Here, GNATprove does not manage to prove the loop invariant even in the first loop iteration (property INIT seen in section Loop Invariants). In fact, the loop invariant is incorrect, as can be checked by executing the function Max_Array with assertions enabled. Indeed, at each loop iteration, R contains the maximum of A and B only until I - 1 as the I th index was not handled yet.

Example #9

We now consider a procedural version of Max_Array which updates its first argument instead of returning a new array. We want to prove that Max_Array returns in its first argument the maximum values between its arguments at each index.

package Array_Util is type Nat_Array is array (Positive range <>) of Natural; procedure Max_Array (A : in out Nat_Array; B : Nat_Array) with Pre => A'First = B'First and A'Last = B'Last, Post => (for all K in A'Range => A (K) = Natural'Max (A'Old (K), B (K))); end Array_Util;
package body Array_Util is procedure Max_Array (A : in out Nat_Array; B : Nat_Array) is begin for I in A'Range loop pragma Loop_Invariant (for all K in A'First .. I - 1 => A (K) = Natural'Max (A'Loop_Entry (K), B (K))); pragma Loop_Invariant (for all K in I .. A'Last => A (K) = A'Loop_Entry (K)); if A (I) <= B (I) then A (I) := B (I); end if; end loop; end Max_Array; end Array_Util;

Everything is proved. The first loop invariant states that A before the loop index contains the maximum values between the arguments of Max_Array (referring to the input value of A with A'Loop_Entry). The second loop invariant states that A after and including the loop index is the same as on entry, also known as the frame condition of the loop.

Example #10

Let's remove the frame condition from the previous example.

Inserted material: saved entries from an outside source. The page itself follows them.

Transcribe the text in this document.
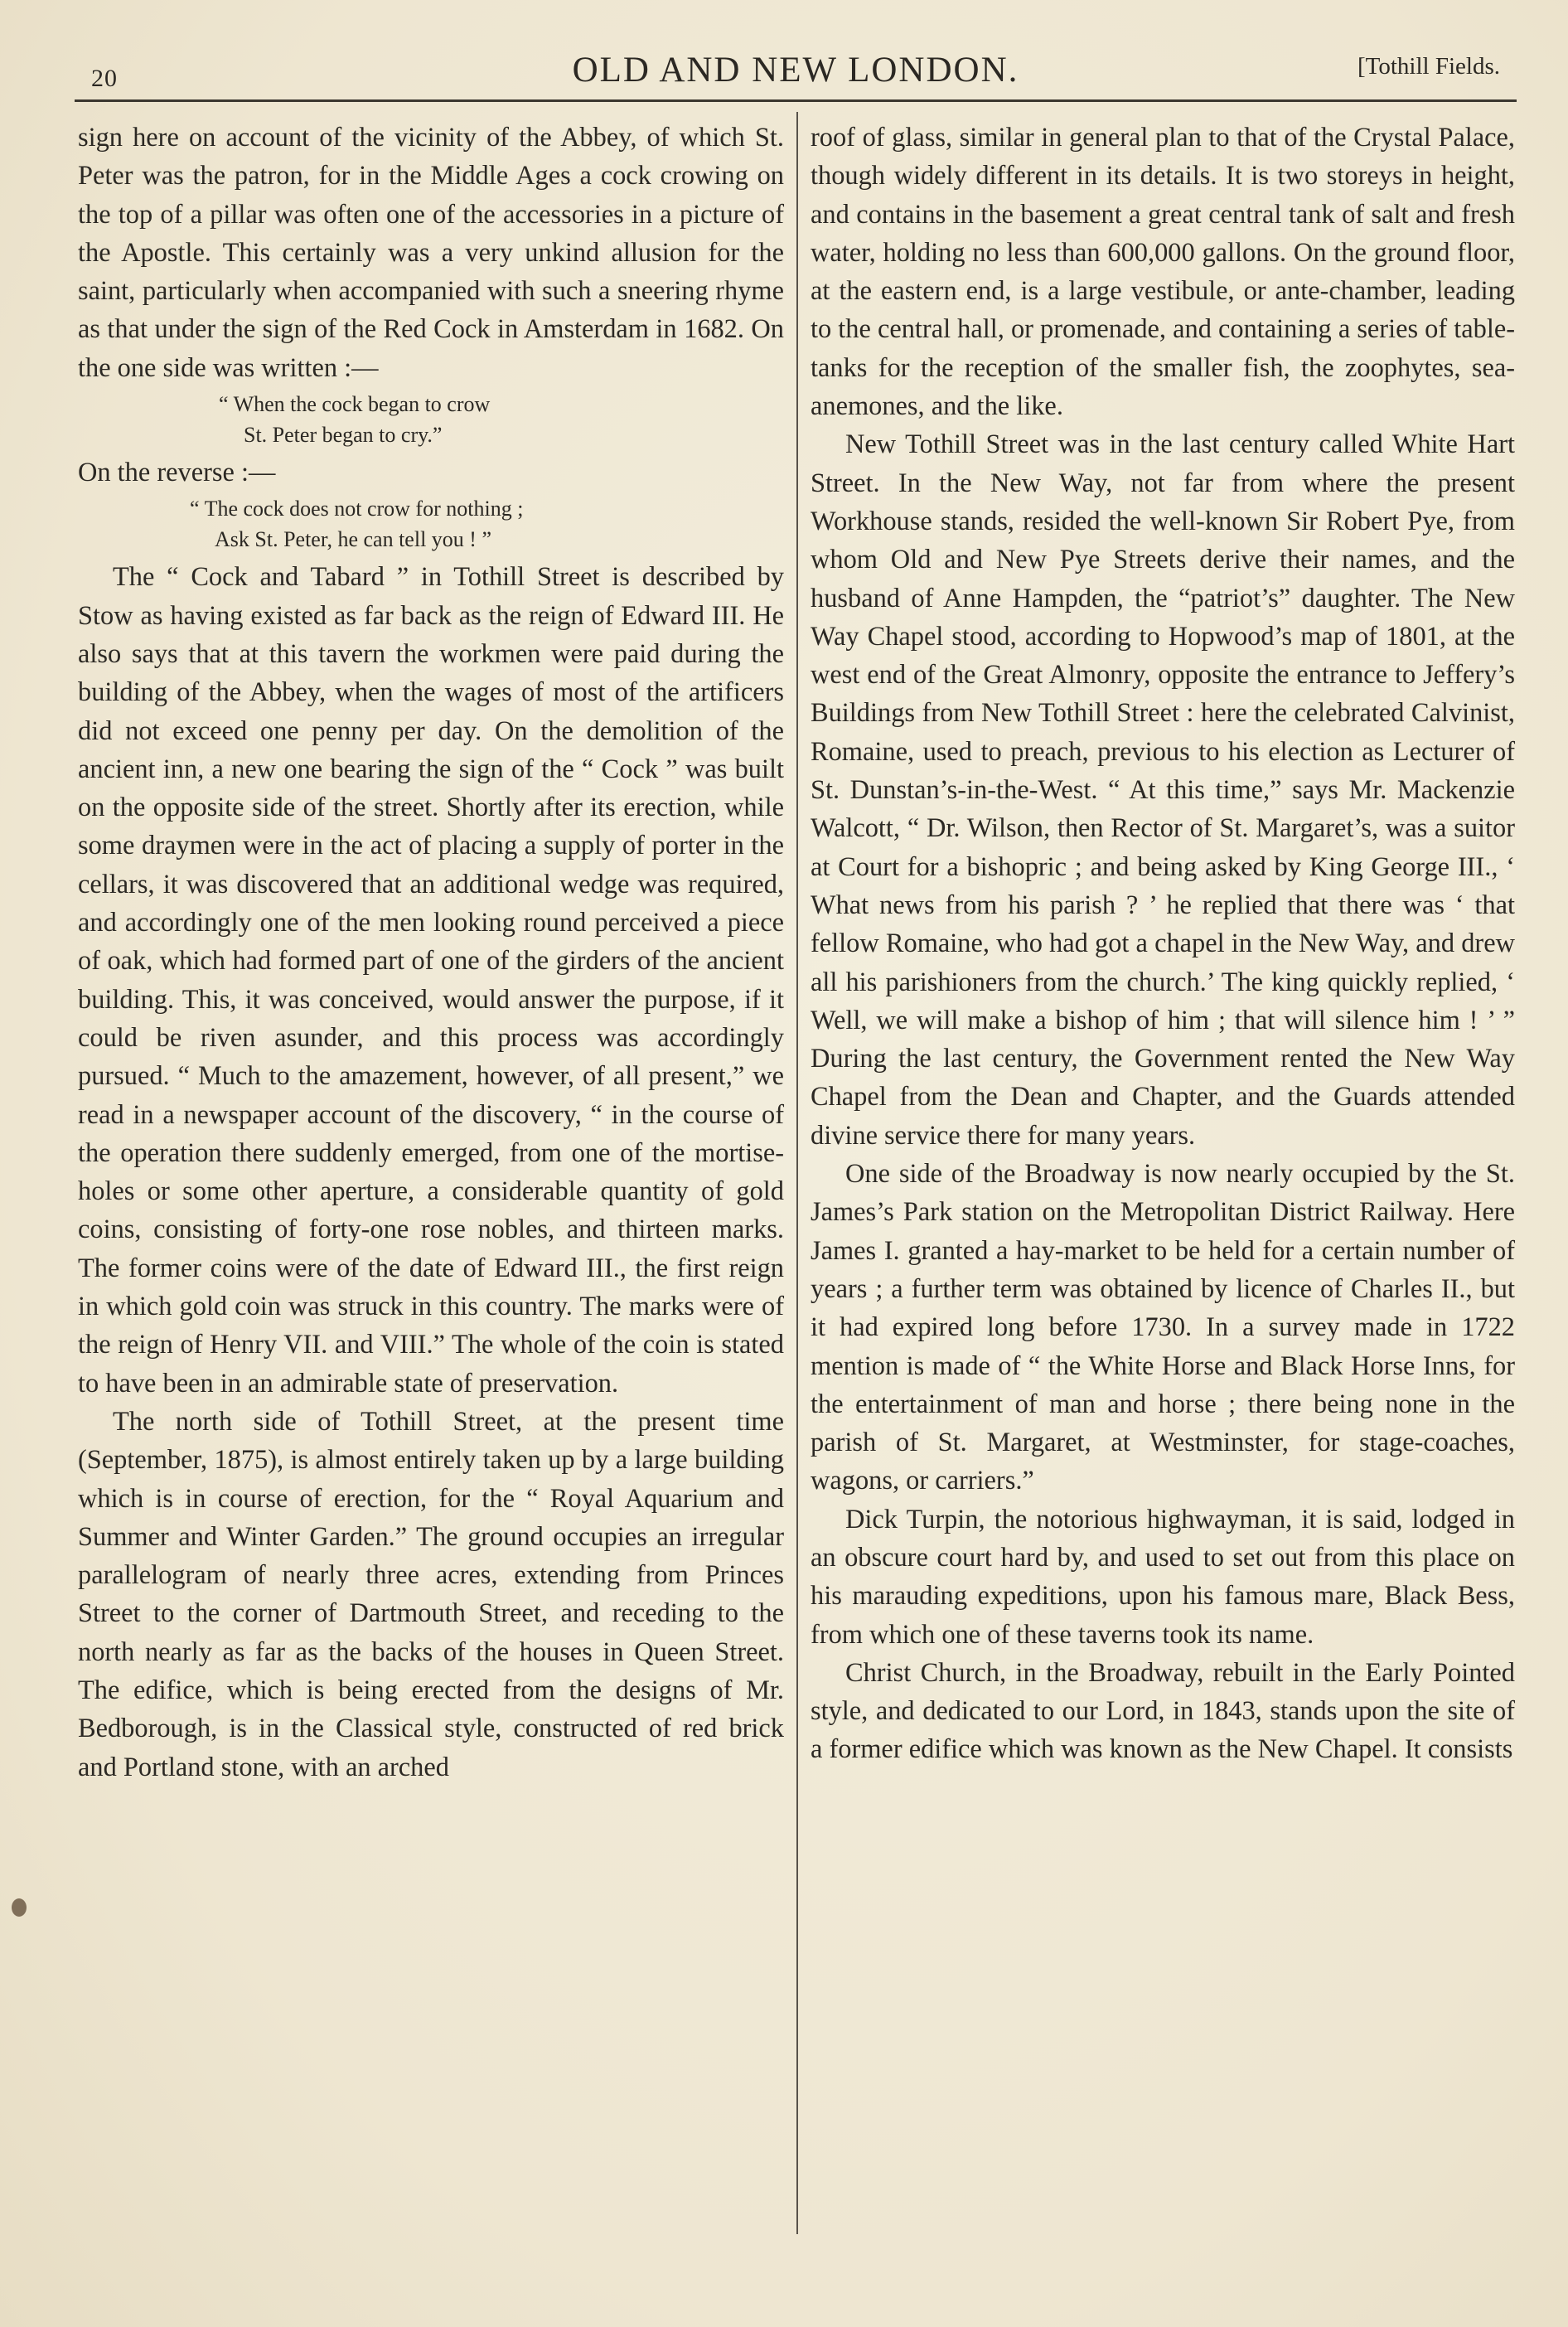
20	OLD AND NEW LONDON.	[Tothill Fields.

sign here on account of the vicinity of the Abbey, of which St. Peter was the patron, for in the Middle Ages a cock crowing on the top of a pillar was often one of the accessories in a picture of the Apostle. This certainly was a very unkind allusion for the saint, particularly when accompanied with such a sneering rhyme as that under the sign of the Red Cock in Amsterdam in 1682. On the one side was written :—

“ When the cock began to crow
St. Peter began to cry.”

On the reverse :—

“ The cock does not crow for nothing ;
Ask St. Peter, he can tell you ! ”

The “ Cock and Tabard ” in Tothill Street is described by Stow as having existed as far back as the reign of Edward III. He also says that at this tavern the workmen were paid during the building of the Abbey, when the wages of most of the artificers did not exceed one penny per day. On the demolition of the ancient inn, a new one bearing the sign of the “ Cock ” was built on the opposite side of the street. Shortly after its erection, while some draymen were in the act of placing a supply of porter in the cellars, it was discovered that an additional wedge was required, and accordingly one of the men looking round perceived a piece of oak, which had formed part of one of the girders of the ancient building. This, it was conceived, would answer the purpose, if it could be riven asunder, and this process was accordingly pursued. “ Much to the amazement, however, of all present,” we read in a newspaper account of the discovery, “ in the course of the operation there suddenly emerged, from one of the mortise-holes or some other aperture, a considerable quantity of gold coins, consisting of forty-one rose nobles, and thirteen marks. The former coins were of the date of Edward III., the first reign in which gold coin was struck in this country. The marks were of the reign of Henry VII. and VIII.” The whole of the coin is stated to have been in an admirable state of preservation.

The north side of Tothill Street, at the present time (September, 1875), is almost entirely taken up by a large building which is in course of erection, for the “ Royal Aquarium and Summer and Winter Garden.” The ground occupies an irregular parallelogram of nearly three acres, extending from Princes Street to the corner of Dartmouth Street, and receding to the north nearly as far as the backs of the houses in Queen Street. The edifice, which is being erected from the designs of Mr. Bedborough, is in the Classical style, constructed of red brick and Portland stone, with an arched

roof of glass, similar in general plan to that of the Crystal Palace, though widely different in its details. It is two storeys in height, and contains in the basement a great central tank of salt and fresh water, holding no less than 600,000 gallons. On the ground floor, at the eastern end, is a large vestibule, or ante-chamber, leading to the central hall, or promenade, and containing a series of table-tanks for the reception of the smaller fish, the zoophytes, sea-anemones, and the like.

New Tothill Street was in the last century called White Hart Street. In the New Way, not far from where the present Workhouse stands, resided the well-known Sir Robert Pye, from whom Old and New Pye Streets derive their names, and the husband of Anne Hampden, the “patriot’s” daughter. The New Way Chapel stood, according to Hopwood’s map of 1801, at the west end of the Great Almonry, opposite the entrance to Jeffery’s Buildings from New Tothill Street : here the celebrated Calvinist, Romaine, used to preach, previous to his election as Lecturer of St. Dunstan’s-in-the-West. “ At this time,” says Mr. Mackenzie Walcott, “ Dr. Wilson, then Rector of St. Margaret’s, was a suitor at Court for a bishopric ; and being asked by King George III., ‘ What news from his parish ? ’ he replied that there was ‘ that fellow Romaine, who had got a chapel in the New Way, and drew all his parishioners from the church.’ The king quickly replied, ‘ Well, we will make a bishop of him ; that will silence him ! ’ ” During the last century, the Government rented the New Way Chapel from the Dean and Chapter, and the Guards attended divine service there for many years.

One side of the Broadway is now nearly occupied by the St. James’s Park station on the Metropolitan District Railway. Here James I. granted a hay-market to be held for a certain number of years ; a further term was obtained by licence of Charles II., but it had expired long before 1730. In a survey made in 1722 mention is made of “ the White Horse and Black Horse Inns, for the entertainment of man and horse ; there being none in the parish of St. Margaret, at Westminster, for stage-coaches, wagons, or carriers.”

Dick Turpin, the notorious highwayman, it is said, lodged in an obscure court hard by, and used to set out from this place on his marauding expeditions, upon his famous mare, Black Bess, from which one of these taverns took its name.

Christ Church, in the Broadway, rebuilt in the Early Pointed style, and dedicated to our Lord, in 1843, stands upon the site of a former edifice which was known as the New Chapel. It consists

package Array_Util is type Nat_Array is array (Positive range <>) of Natural; procedure Max_Array (A : in out Nat_Array; B : Nat_Array) with Pre => A'First = B'First and A'Last = B'Last, Post => (for all K in A'Range => A (K) = Natural'Max (A'Old (K), B (K))); end Array_Util;
package body Array_Util is procedure Max_Array (A : in out Nat_Array; B : Nat_Array) is begin for I in A'Range loop pragma Loop_Invariant (for all K in A'First .. I - 1 => A (K) = Natural'Max (A'Loop_Entry (K), B (K))); if A (I) <= B (I) then A (I) := B (I); end if; end loop; end Max_Array; end Array_Util;

Everything is still proved. In fact, GNATprove internally generates the frame condition for the loop, so it's sufficient here to state that A before the loop index contains the maximum values between the arguments of Max_Array.